Saturday, January 17, 2009

Random Stuff

Saturday, Jan something 09

I'm sitting here in bed looking at all the pictures on my walls. When I was at my first chemo appointment, the girls worked almost 3 hours on making pictures and putting them up all over my room. Their goal is to cover every inch of my walls, and they came close! They are bright, cheerful, I love you pictures. People often ask me how the girls are doing with all this. I am so surprised, but they are doing quite well. I believe it is all the love and support we are all getting- I think they are bathed in love so they don't have much room to feel bad. They have both matured quite a bit, and become more flexible and are even getting along better with each other (although not at the moment- they are fighting over chores). It has been a huge relief to me to see them doing so well.

As for me, yesterday was a good day. It turns out I wasn't sick, just having side effects of the chemo. Apparently the chemo can kill healthy cells in my mouth and throat, and allow unhealthy bacteria to grow. The acedophalus worked in a few hours, so I'll stick with that. My white blood cells were within normal range, but still low enough that I needed yet another shot. I may have written this already. My mind gets jumbled more and more these days.

Today has not been so great. I don't know what's going on with me today. I did not sleep much last night, so I woke up tired. I started off doing well, but I wasn't very hungry. As the day progressed, I got more and more worn down feeling and my stomach started to hurt so I haven't been able to eat much. Today was the first day I wore the buff out in public (other than two other very brief times). I was so self-conscious and it just got harder as the day went on. I am very much aware that other people don't really think too much about it- I didn't get any comments or looks from strangers. It was just in my head all day long that I must look like I have cancer and like I'm sick. I went to the pool and didn't really realize until I was there how hard it would be for me getting dressed and undressed in the locker room. I decided to keep the buff on the entire time, even in the pool. I guess I need to get a swimming cap. I saw a woman I went to college with years ago and knew, but not well. There was no recognition on her face when she looked at me, and I didn't bother to say hi. I was afraid of having to explain my head to her. It was a relief and a sadness to feel invisible. My emotions have been right on the surface all day, and I've been crying on and off all day. I think a combination of being tired, having an upset stomach, and still getting used to being bald is all contributing. Plus I'm having a lot of anxiety about chemo next week. I'm frustrated with myself, because I just wanted to live in the present today and enjoy a beautiful, sunny Saturday. I did go through the motions. Karina and I went on a bike ride and it was nice and fun and reminded me of summer. I was quite tired, though, after just a few miles. I know it's to be expected. I'm just still having a hard time letting go and taking it easy.

I am happy to say that 2 1/2 months have passed since this all started. Yeah!! I've gotten through 2 1/2 months! No wonder I'm tired, though. That's a long time to have almost constant anxiety and stress.

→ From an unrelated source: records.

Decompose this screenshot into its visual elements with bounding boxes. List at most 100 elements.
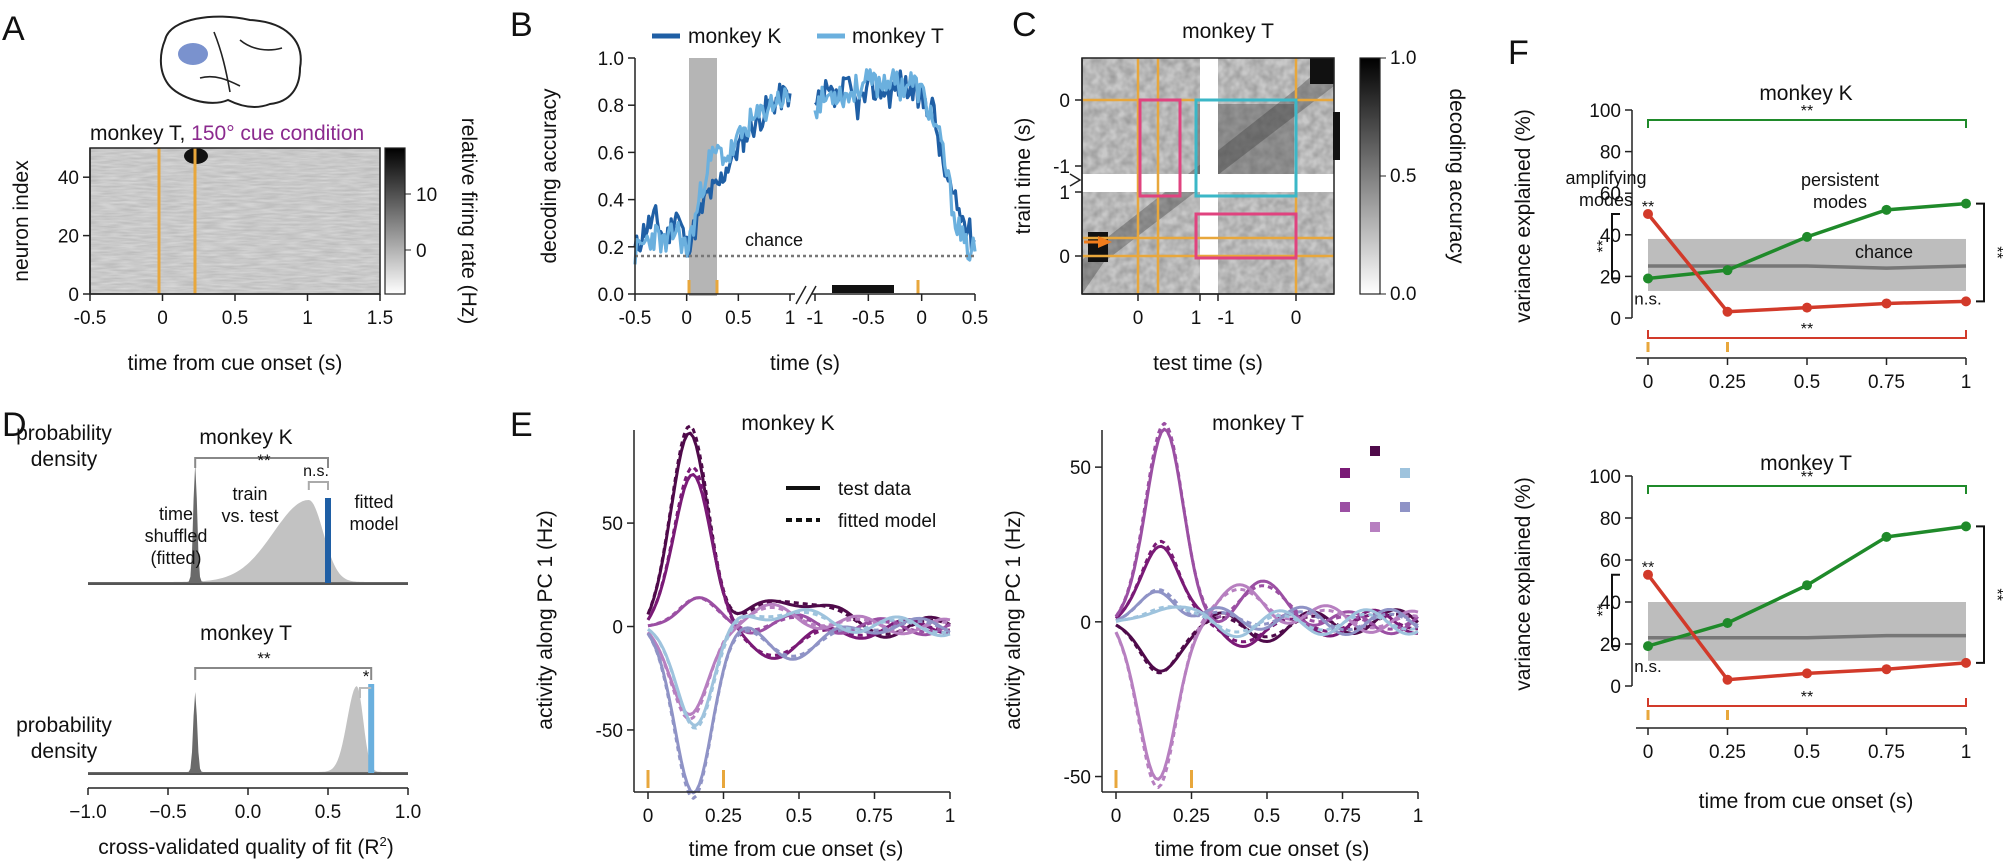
panel-d-k-shuffled-3: (fitted) [150,548,201,568]
panel-c-colorbar [1359,57,1381,295]
panel-b-ytick-2: 0.4 [598,191,625,212]
panel-a-xtick-4: 1.5 [367,308,393,329]
panel-c-box-magenta-2 [1194,212,1298,260]
panel-b-xtick-r0: -1 [807,308,824,329]
panel-label-e: E [510,406,533,444]
panel-d-k-fitted-model [325,498,331,584]
panel-e-t-xtick-3: 0.75 [1324,806,1361,827]
panel-d-t-train-vs-test [88,686,408,774]
panel-b-cue-window [689,58,717,296]
panel-f-t-chance-line [1648,633,1966,640]
panel-d-xtick-4: 1.0 [395,802,421,823]
panel-c-ytick-0: 0 [1059,91,1070,112]
panel-c-cbar-tick-0: 0.0 [1390,284,1416,305]
panel-a-ytick-2: 40 [58,168,79,189]
panel-a-condition: 150° cue condition [191,122,364,145]
panel-a-cbar-tick-10: 10 [416,185,437,206]
svg-text:cross-validated quality of fit: cross-validated quality of fit (R2) [98,834,394,859]
panel-d-k-train-2: vs. test [221,506,278,526]
panel-d-k-train-1: train [232,484,267,504]
panel-e-t-xtick-2: 0.5 [1254,806,1280,827]
panel-b-line-monkey-t-end [813,68,977,262]
panel-e-t-xtick-4: 1 [1413,806,1424,827]
panel-f-t-persistent-point-2 [1802,580,1812,591]
panel-d-t-fitted-model [368,684,375,774]
panel-a-ytick-0: 0 [68,285,79,306]
panel-f-k-chance-line [1648,264,1967,270]
panel-f-pers-label-2: modes [1813,192,1867,212]
panel-c-ytick-2: 1 [1059,183,1070,204]
panel-b-scale-bar [832,285,894,293]
panel-e-k-trace-0-solid [646,431,951,639]
panel-f-t-sig-amp: ** [1642,560,1654,577]
panel-f: monkey K monkey T ** ** ** ** ** n.s. 0 20 40 60 8… [1512,82,2005,813]
panel-e-t-xlabel: time from cue onset (s) [1155,838,1370,861]
panel-f-k-ytick-4: 80 [1600,143,1621,164]
panel-f-t-ytick-1: 20 [1600,635,1621,656]
panel-f-t-amplifying-point-4 [1961,657,1971,668]
panel-e-k-trace-4-solid [646,616,951,795]
panel-e-t-trace-5-solid [1115,605,1419,639]
panel-f-t-xtick-0: 0 [1643,742,1654,763]
panel-e-t-trace-0-dash [1115,612,1419,675]
panel-f-k-xtick-2: 0.5 [1794,372,1820,393]
panel-b-ytick-0: 0.0 [598,285,624,306]
panel-f-t-persistent-point-4 [1961,521,1971,532]
panel-f-t-persistent-point-3 [1881,531,1892,542]
panel-c-xtick-0: 0 [1133,308,1144,329]
panel-f-k-ns: n.s. [1634,289,1661,308]
panel-e-t-ytick-0: -50 [1064,768,1091,789]
panel-c: monkey T 0 1 -1 0 0 -1 1 0 test time (s) train … [1012,20,1468,375]
panel-b-chance-label: chance [745,230,803,250]
panel-b-ytick-3: 0.6 [598,143,624,164]
panel-f-k-persistent-point-3 [1881,204,1892,215]
panel-c-xtick-2: -1 [1218,308,1235,329]
panel-f-k-xtick-4: 1 [1961,372,1972,393]
panel-c-cbar-tick-1: 1.0 [1390,48,1416,69]
panel-e-k-xtick-2: 0.5 [786,806,812,827]
panel-d-xlabel-end: ) [387,836,394,859]
panel-f-amp-label-2: modes [1579,190,1633,210]
panel-b-ytick-1: 0.2 [598,238,624,259]
panel-b-xtick-l3: 1 [785,308,796,329]
panel-d-t-star: * [363,667,370,686]
panel-d-k-ylabel-1: probability [16,422,112,445]
panel-f-k-amplifying-point-0 [1643,209,1653,219]
panel-f-k-ytick-0: 0 [1610,309,1621,330]
panel-e: monkey K monkey T test data fitted model… [534,412,1423,861]
panel-d-xtick-2: 0.0 [235,802,261,823]
panel-d-xlabel-sup: 2 [380,834,387,849]
panel-a-cbar-tick-0: 0 [416,241,427,262]
panel-e-k-ytick-2: 50 [602,514,623,535]
panel-f-k-sig-right: ** [1988,246,2005,258]
panel-f-xlabel: time from cue onset (s) [1699,790,1914,813]
panel-c-cbar-label: decoding accuracy [1445,88,1468,264]
panel-e-k-xtick-4: 1 [945,806,956,827]
panel-f-t-ytick-2: 40 [1600,593,1621,614]
panel-f-t-amplifying-point-1 [1722,674,1733,685]
panel-e-k-xtick-1: 0.25 [705,806,742,827]
panel-d-k-title: monkey K [199,426,292,449]
brain-icon [159,15,302,108]
panel-b: monkey K monkey T chance 0.0 0.2 0.4 0.6 0.8… [538,25,988,375]
panel-b-xtick-l1: 0 [681,308,692,329]
panel-e-k-xtick-3: 0.75 [856,806,893,827]
panel-f-t-xtick-1: 0.25 [1709,742,1746,763]
panel-d-k-fitted-2: model [349,514,398,534]
panel-f-k-persistent-point-2 [1802,231,1812,242]
panel-d-k-shuffled-2: shuffled [145,526,208,546]
panel-e-k-xlabel: time from cue onset (s) [689,838,904,861]
panel-b-xtick-r2: 0 [916,308,927,329]
panel-d-k-fitted-1: fitted [354,492,393,512]
panel-e-t-trace-3-solid [1114,583,1419,781]
panel-f-t-amplifying-point-3 [1881,664,1892,675]
panel-b-ylabel: decoding accuracy [538,88,561,264]
panel-c-cbar-tick-05: 0.5 [1390,166,1416,187]
panel-e-condition-legend [1340,446,1410,532]
panel-d-xtick-1: −0.5 [149,802,187,823]
panel-c-xtick-3: 0 [1291,308,1302,329]
panel-c-xlabel: test time (s) [1153,352,1263,375]
panel-f-k-sig-amp: ** [1642,199,1654,216]
panel-c-box-magenta-1 [1138,98,1182,198]
panel-f-k-persistent-point-1 [1722,265,1733,276]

I ended up taking 1/4 of an ativan to help with the nausea and with my anxiety. I really HATE taking medication, and part of my letting go will be to learn to accept that it's ok for me to take medication while I have cancer. It's a normal thing to do, and that's what the medication is intended for. And, I won't have to do this forever. I won't have to do this forever. I won't have to do this forever.

I had to laugh the other day. I was talking to an older relative on the phone, and one of her pieces of advice for me was for me to "suck it up". She actually used those words. There is this pressure to be tough and to tough this out. I am conflicted. I know this is no place for wimps and that I do need to be strong. But, I want to be able to keep having and expressing my emotions. I am a strong person, and this is very HARD and there are many times when I just want to be taken care of and babied and nurtured. I'm learning to ask for this and to receive it and I think I'm tough enough already and perhaps I need to SOFTEN up enough to continue accepting nurturing and help from people.

Ok, here's my call for help. I've been enjoying watching romantic comedies when I get really down and I've gone through all the ones I have. If anyone has any good movies to loan me (must be lighthearted, sweet, funny, romantic), I'd sure appreciate it!

3 comments:

Geek Knitter said...

I don't suppose that the extended versions of the Lord of The Rings counts as romantic comedy, does it?

PodPoet said...

Krista, check your email for a special gift of 6 months of unlimited Netflix movies from me. You can pick any DVD movie in their catalog you want (lots of romantic comedies to choose from!) and it will come in the mail in a day or so. When you are done, send it back in the postage-paid envelope and your next choice will be on its way to you.

Krista said...

Thanks Steve! I can't wait to try it out.
Andrea- isn't there some sort of elf love story in there somewhere?